Н’Диайе спустился с трибуны медленно, с той торжественной тяжестью, с какой старые правители в древности выходили к народу после кровавых жертвоприношений, чувствуя за своей спиной не просто власть, но обострённое, почти осязаемое чувство собственной исторической неизбежности.
Он остановился у тела, опустился на одно колено, небрежно подхватил за волосы отсечённую голову Мбуту и, подняв её высоко
над собой, словно трофей охотника, предъявил её площади, городу, стране. Голова качалась в его руке, тяжёлым, кровавым плодом, вырванным из гнилого сада старого порядка.— Смерть старому миру, — произнёс генерал, и его голос, тяжёлый, гулкий, проник в самую плоть толпы, вибрируя в костях, заставляя людей невольно опускать головы ещё ниже, словно в страхе перед новым богом, перед новой эпохой, которая начиналась не с манифеста свободы, а с молчаливой клятвы крови. — Да здравствует новый порядок! Да здравствует Флёр-дю-Солей! — его крик был мощным, как раскат грома, но в нём не было радости, только холодная решимость.
Аэропорт Мон-Дьё, некогда гордость молодой республики, сегодня напоминал разорённый муравейник, в котором испуганные, усталые фигуры метались под жарким солнцем, не пытаясь больше скрыть свою панику, свою злобу и своё бессильное отчаяние.
На выгоревшем бетоне рулёжных дорожек стояли длинные колонны людей — мужчин и женщин в дорогих костюмах, в мятой форменной одежде, в дорожной пыли и испарине, с чемоданами, сумками, коробками, наваленными кое-как, будто сам порядок вещей больше не имел никакого значения.
Они были чужаками на этой земле, которой долго владели — через контракты, через договоры, через тонкие нити дипломатии, через иллюзию цивилизованного господства, — и теперь, потеряв власть, они теряли и саму возможность остаться.
Английские военно-транспортные самолёты, огромные серые туши, стояли в стороне, готовые принять свой живой груз: послов, торговцев, миссионеров, агентов компаний, их семьи, тех, кто считал, что земля Флёр-дю-Солей будет вечно кормить их амбиции и кошельки.
Солдаты и наемники Совета выстраивали коридоры между очередями — холодные, немые, с автоматами на груди и безразличием в глазах. Каждый, кто проходил мимо, чувствовал на себе их взгляд — взгляд не судей, не мстителей, а тех, кто знал: теперь эти люди ничем не отличаются от прочего мусора, который сметается с улиц после пожара.
Приказы были простыми: никаких вопросов, никаких задержек. Каждый, кто не успеет покинуть страну до вечера, будет считаться врагом народа, и никто больше не станет разбирать, где кончается дипломатия и начинается собственное выживание.
Погрузка проходила с той бездушной механичностью, с какой на скотобойнях перегоняют скот: короткими отрывистыми командами, тяжёлыми толчками прикладов, ударами сапогов по чемоданам и сумкам, криками женщин, теряющих из вида своих детей, и глухими стонами мужчин, давно разучившихся о чём-то просить.
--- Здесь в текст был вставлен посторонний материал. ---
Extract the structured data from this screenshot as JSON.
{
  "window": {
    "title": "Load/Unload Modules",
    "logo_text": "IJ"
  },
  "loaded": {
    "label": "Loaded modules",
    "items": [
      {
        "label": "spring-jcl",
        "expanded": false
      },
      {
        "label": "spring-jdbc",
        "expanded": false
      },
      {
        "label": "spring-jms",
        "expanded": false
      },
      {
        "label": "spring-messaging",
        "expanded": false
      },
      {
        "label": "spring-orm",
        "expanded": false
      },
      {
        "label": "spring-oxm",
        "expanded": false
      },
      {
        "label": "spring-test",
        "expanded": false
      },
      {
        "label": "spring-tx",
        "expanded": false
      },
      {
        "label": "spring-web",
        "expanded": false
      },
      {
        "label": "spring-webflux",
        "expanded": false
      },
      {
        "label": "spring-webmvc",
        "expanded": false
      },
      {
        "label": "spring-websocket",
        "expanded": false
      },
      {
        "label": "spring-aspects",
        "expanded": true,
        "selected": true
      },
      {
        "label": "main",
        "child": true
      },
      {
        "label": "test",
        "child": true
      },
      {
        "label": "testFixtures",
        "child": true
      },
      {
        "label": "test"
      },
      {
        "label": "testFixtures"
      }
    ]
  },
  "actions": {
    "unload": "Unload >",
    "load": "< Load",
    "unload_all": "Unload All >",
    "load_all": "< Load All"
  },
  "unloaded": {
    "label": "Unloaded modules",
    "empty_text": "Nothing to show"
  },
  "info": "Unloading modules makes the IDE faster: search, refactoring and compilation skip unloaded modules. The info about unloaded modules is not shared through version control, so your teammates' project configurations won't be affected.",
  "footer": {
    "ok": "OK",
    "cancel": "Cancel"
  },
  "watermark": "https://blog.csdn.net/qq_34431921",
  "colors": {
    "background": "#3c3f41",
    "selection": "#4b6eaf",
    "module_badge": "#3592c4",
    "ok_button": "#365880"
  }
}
Английские офицеры стояли в стороне, не вмешиваясь, не ускоряя процесс, не замедляя его — их присутствие, невидимое, но осязаемое, давало понять всем, кто пытался унести с собой хоть каплю достоинства: бесполезно. Они были здесь не для того, чтобы помогать. Они были здесь для того, чтобы подсчитывать.
Когда людей загоняли в грузовые отсеки, где сиденья были срыты ради большей вместимости, воздух наполнялся тяжёлым запахом страха, пота и горечи. Дети плакали в темноте. Женщины шептали молитвы на разных языках — французском, португальском, английском. Мужчины сидели, опустив головы, стискивая в руках кожаные портфели, папки с документами, бесполезные теперь, словно реликвии погибшей цивилизации, которые никто не хотел спасать.